Earlier, it emerged that a cluster of orange objects spotted yesterday by a search plane turned out to be nothing more than fishing equipment, the latest disappointing news in a hunt that Australia has promised will continue indefinitely.
Crews searching for Missing Flight MH370 have around two weeks to find the aircraft’s pair of black boxes before they stop emitting locator pings.
The boxes, designed to "ping" for at least 30 days, contain sounds recorded in the cockpit and data on the plane's performance and flightpath that could help answer why it diverted sharply west from its overnight flight from Kuala Lumpur, Malaysia, to Beijing on 8 March.
An Australian warship, the Ocean Shield, was carrying a US device that detects "pings" from the flight recorders, and was expected to leave Perth on Monday for the search zone - a trip that will take three to four days.

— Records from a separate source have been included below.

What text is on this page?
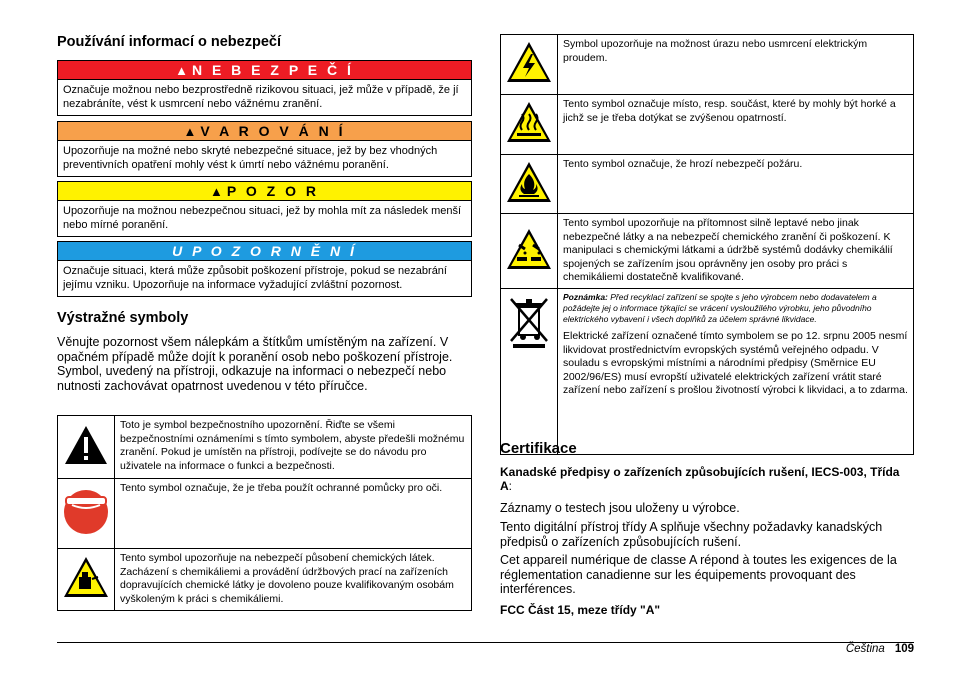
Používání informací o nebezpečí
▲ N E B E Z P E Č Í
Označuje možnou nebo bezprostředně rizikovou situaci, jež může v případě, že jí nezabráníte, vést k usmrcení nebo vážnému zranění.
▲ V A R O V Á N Í
Upozorňuje na možné nebo skryté nebezpečné situace, jež by bez vhodných preventivních opatření mohly vést k úmrtí nebo vážnému poranění.
▲ P O Z O R
Upozorňuje na možnou nebezpečnou situaci, jež by mohla mít za následek menší nebo mírné poranění.
U P O Z O R N Ě N Í
Označuje situaci, která může způsobit poškození přístroje, pokud se nezabrání jejímu vzniku. Upozorňuje na informace vyžadující zvláštní pozornost.
Výstražné symboly

Věnujte pozornost všem nálepkám a štítkům umístěným na zařízení. V opačném případě může dojít k poranění osob nebo poškození přístroje. Symbol, uvedený na přístroji, odkazuje na informaci o nebezpečí nebo nutnosti zachovávat opatrnost uvedenou v této příručce.

	Toto je symbol bezpečnostního upozornění. Řiďte se všemi bezpečnostními oznámeními s tímto symbolem, abyste předešli možnému zranění. Pokud je umístěn na přístroji, podívejte se do návodu pro uživatele na informace o funkci a bezpečnosti.
	Tento symbol označuje, že je třeba použít ochranné pomůcky pro oči.
	Tento symbol upozorňuje na nebezpečí působení chemických látek. Zacházení s chemikáliemi a provádění údržbových prací na zařízeních dopravujících chemické látky je dovoleno pouze kvalifikovaným osobám vyškoleným k práci s chemikáliemi.
	Symbol upozorňuje na možnost úrazu nebo usmrcení elektrickým proudem.
	Tento symbol označuje místo, resp. součást, které by mohly být horké a jichž se je třeba dotýkat se zvýšenou opatrností.
	Tento symbol označuje, že hrozí nebezpečí požáru.
	Tento symbol upozorňuje na přítomnost silně leptavé nebo jinak nebezpečné látky a na nebezpečí chemického zranění či poškození. K manipulaci s chemickými látkami a údržbě systémů dodávky chemikálií spojených se zařízením jsou oprávněny jen osoby pro práci s chemikáliemi dostatečně kvalifikované.

Poznámka: Před recyklací zařízení se spojte s jeho výrobcem nebo dodavatelem a požádejte jej o informace týkající se vrácení vysloužilého výrobku, jeho původního elektrického vybavení i všech doplňků za účelem správné likvidace.
Elektrické zařízení označené tímto symbolem se po 12. srpnu 2005 nesmí likvidovat prostřednictvím evropských systémů veřejného odpadu. V souladu s evropskými místními a národními předpisy (Směrnice EU 2002/96/ES) musí evropští uživatelé elektrických zařízení vrátit staré zařízení nebo zařízení s prošlou životností výrobci k likvidaci, a to zdarma.
Certifikace

Kanadské předpisy o zařízeních způsobujících rušení, IECS-003, Třída A:

Záznamy o testech jsou uloženy u výrobce.

Tento digitální přístroj třídy A splňuje všechny požadavky kanadských předpisů o zařízeních způsobujících rušení.

Cet appareil numérique de classe A répond à toutes les exigences de la réglementation canadienne sur les équipements provoquant des interférences.

FCC Část 15, meze třídy "A"

Čeština 109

The Australian Maritime Safety Authority, which is coordinating the search, said it would first conduct sea trials afternoon to test the search equipment on board.
As the deadline approaches, Australia's Prime Minister, Tony Abbott, said on Monday: "This is an extraordinarily difficult exercise.
"We are searching a vast area of ocean and we are working on quite limited information," He added that world-leading experts and all the latest technological were being applied to the task.
He said they would carry on "until we locate some actual wreckage from the aircraft and then do the regression analysis that might tell us where the aircraft went into the ocean. If this mystery is solvable, we will solve it," he said.
"We owe it to everyone to do whatever we reasonably can and we can keep searching for quite some time to come." he added.
On Monday, 10 aircraft were headed to the search area around 1,850 kilometers (1,150 miles) west of Australia, where 10 ships were already scouring for wreckage.
Around 100 personnel in the air and 1,000 sailors were involved in Monday's hunt, but their search may be hindered by low clouds and rain.
After several days of searching in the area, neither ships nor aircraft have found debris that can be linked to the flight, officials say.
Since the aircraft disappeared in early March, experts have sifted through radar and satellite data, and gradually moved the hunt from seas off of Vietnam, to areas west of Malaysia and Indonesia, and then to several areas west of Australia.
Former Australian defence chief Angus Houston heads the new joint agency co-ordination centre, which oversees communications with the international agencies involved in the search. The Perth-based centre will position Australia to shoulder more of Malaysia's co-ordination responsibilities as the search continues.
Mr Houston will also play a prime role when victims' families travel to Australia in the weeks ahead.
The search area remains vast, so investigators are hoping to first find debris floating on the ocean surface that will help them calculate where the aircraft crashed into the water.
Meanwhile, several dozen Chinese relatives of Flight 370 passengers visited a Buddhist temple near Kuala Lumpur on Monday to pray for their loved ones, following a text sent by the Malaysian authorities to passengers' family members on 24 March saying there was no hope that anyone survived.
"You are not alone," one nun told the congregation, adding: "You have the whole world's love, including Malaysia's."